Doradca prezydenta Ukrainy dla "Plus Minus": kradną sedesy, a przydałoby im się lustro

2022-05-13 06:41 aktualizacja: 2022-05-13, 13:04
Michajło Podoliak. Fot. Twitter/Rusłan Szoszyn
Michajło Podoliak. Fot. Twitter/Rusłan Szoszyn
Rosjanie tkwią w przekonaniu, że prowadzą wojnę z nazistami. W rzeczywistości sami ideologicznie są spadkobiercami nazistów - mówi w rozmowie z magazynem Rzeczpospolitej "Plus Minus" Michajło Podoliak, doradca w Kancelarii Prezydenta Wołodymyra Zełenskiego.

"Zawsze Rosja zachowywała się wobec sąsiadów jak dresiarz. Ale teraz to zachowanie ujrzał cały świat" - stwierdził Podoliak.

Jak dodał, "wszyscy zobaczyli te dzikie zbrodnie wojenne" w obwodzie kijowskim, w Buczy, Irpieniu, Hostomelu i innych miastach. "Świat jest zszokowany, że Rosjanie przychodzą i masowo gwałcą" - wskazał w rozmowie z magazynem.

Podoliak: kłamstwo jest głównym narzędziem Rosjan

Według doradcy w Kancelarii Prezydenta Wołodymyra Zełenskiego Rosjanie "kłamią w żywe oczy", nieustannie powtarzając, że walczą z nazistami i faszystami. "Kłamstwo jest ich głównym narzędziem i nie trzeba zwracać uwagi na to, pod jakim pretekstem dokonują agresji" - powiedział.

W jego ocenie, "izolacja Rosji od świata cywilizowanego jeszcze trochę potrwa, jeszcze będą ginąć ludzie". Dodał, że Rosji nie powinno być "za żadnym międzynarodowym stołem, nie powinna wyznaczać zasad".
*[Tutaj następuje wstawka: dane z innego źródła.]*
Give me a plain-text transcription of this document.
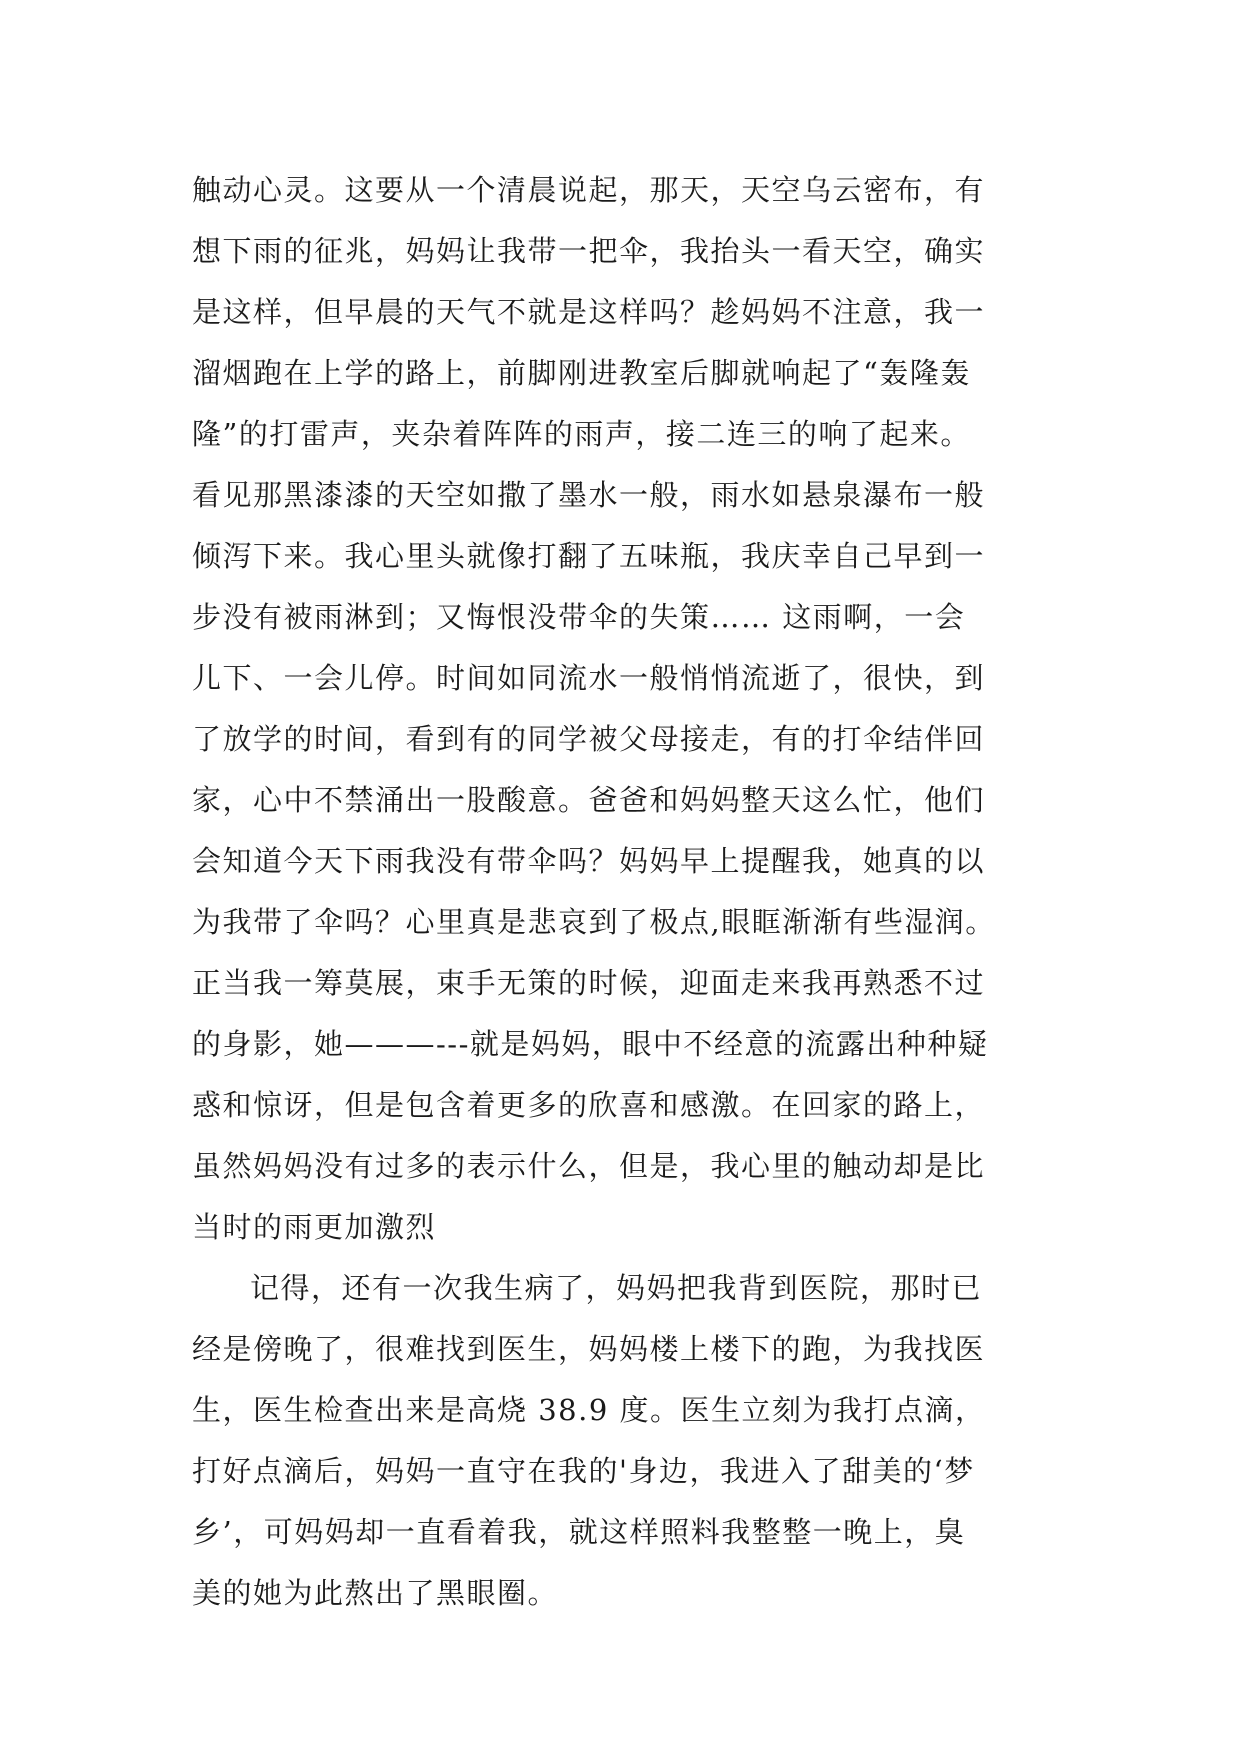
触动心灵。这要从一个清晨说起，那天，天空乌云密布，有
想下雨的征兆，妈妈让我带一把伞，我抬头一看天空，确实
是这样，但早晨的天气不就是这样吗？趁妈妈不注意，我一
溜烟跑在上学的路上，前脚刚进教室后脚就响起了“轰隆轰
隆”的打雷声，夹杂着阵阵的雨声，接二连三的响了起来。
看见那黑漆漆的天空如撒了墨水一般，雨水如悬泉瀑布一般
倾泻下来。我心里头就像打翻了五味瓶，我庆幸自己早到一
步没有被雨淋到；又悔恨没带伞的失策…… 这雨啊，一会
儿下、一会儿停。时间如同流水一般悄悄流逝了，很快，到
了放学的时间，看到有的同学被父母接走，有的打伞结伴回
家，心中不禁涌出一股酸意。爸爸和妈妈整天这么忙，他们
会知道今天下雨我没有带伞吗？妈妈早上提醒我，她真的以
为我带了伞吗？心里真是悲哀到了极点,眼眶渐渐有些湿润。
正当我一筹莫展，束手无策的时候，迎面走来我再熟悉不过
的身影，她———---就是妈妈，眼中不经意的流露出种种疑
惑和惊讶，但是包含着更多的欣喜和感激。在回家的路上，
虽然妈妈没有过多的表示什么，但是，我心里的触动却是比
当时的雨更加激烈
记得，还有一次我生病了，妈妈把我背到医院，那时已
经是傍晚了，很难找到医生，妈妈楼上楼下的跑，为我找医
生，医生检查出来是高烧 38.9 度。医生立刻为我打点滴，
打好点滴后，妈妈一直守在我的'身边，我进入了甜美的‘梦
乡’，可妈妈却一直看着我，就这样照料我整整一晚上，臭
美的她为此熬出了黑眼圈。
Podoliak stwierdził w rozmowie z magazynem, że Rosja ma "ohydny wizerunek na świecie" - "nikt ich na świecie nie popiera poza jakimiś reżimami i wyrzutkami".

Podoliak: na miejscu Rosjan miałbym sporo pytań do swojego kraju. Ale oni tych pytań nie zadają

"Będąc na ich miejscu, miałbym sporo pytań do swojego kraju. Ale oni tych pytań nie zadają. Nadal tkwią w przekonaniu, że prowadzą wojnę z nazistami" - uważa. Według niego "w rzeczywistości sami ideologicznie są spadkobiercami nazistów". "Ukraińców chcą niszczyć za to, że mają własne suwerenne państwo" - dodał.

Zdaniem Podoliaka czasami warto byłoby, aby Rosjanie spojrzeli w lustro. "W Ukrainie kradną sedesy, budy dla psów, używane ubrania, a nawet sztućce. Gdyby mieli lustra i spojrzeli sobie w twarz, może inaczej by się zachowywali" - ocenił.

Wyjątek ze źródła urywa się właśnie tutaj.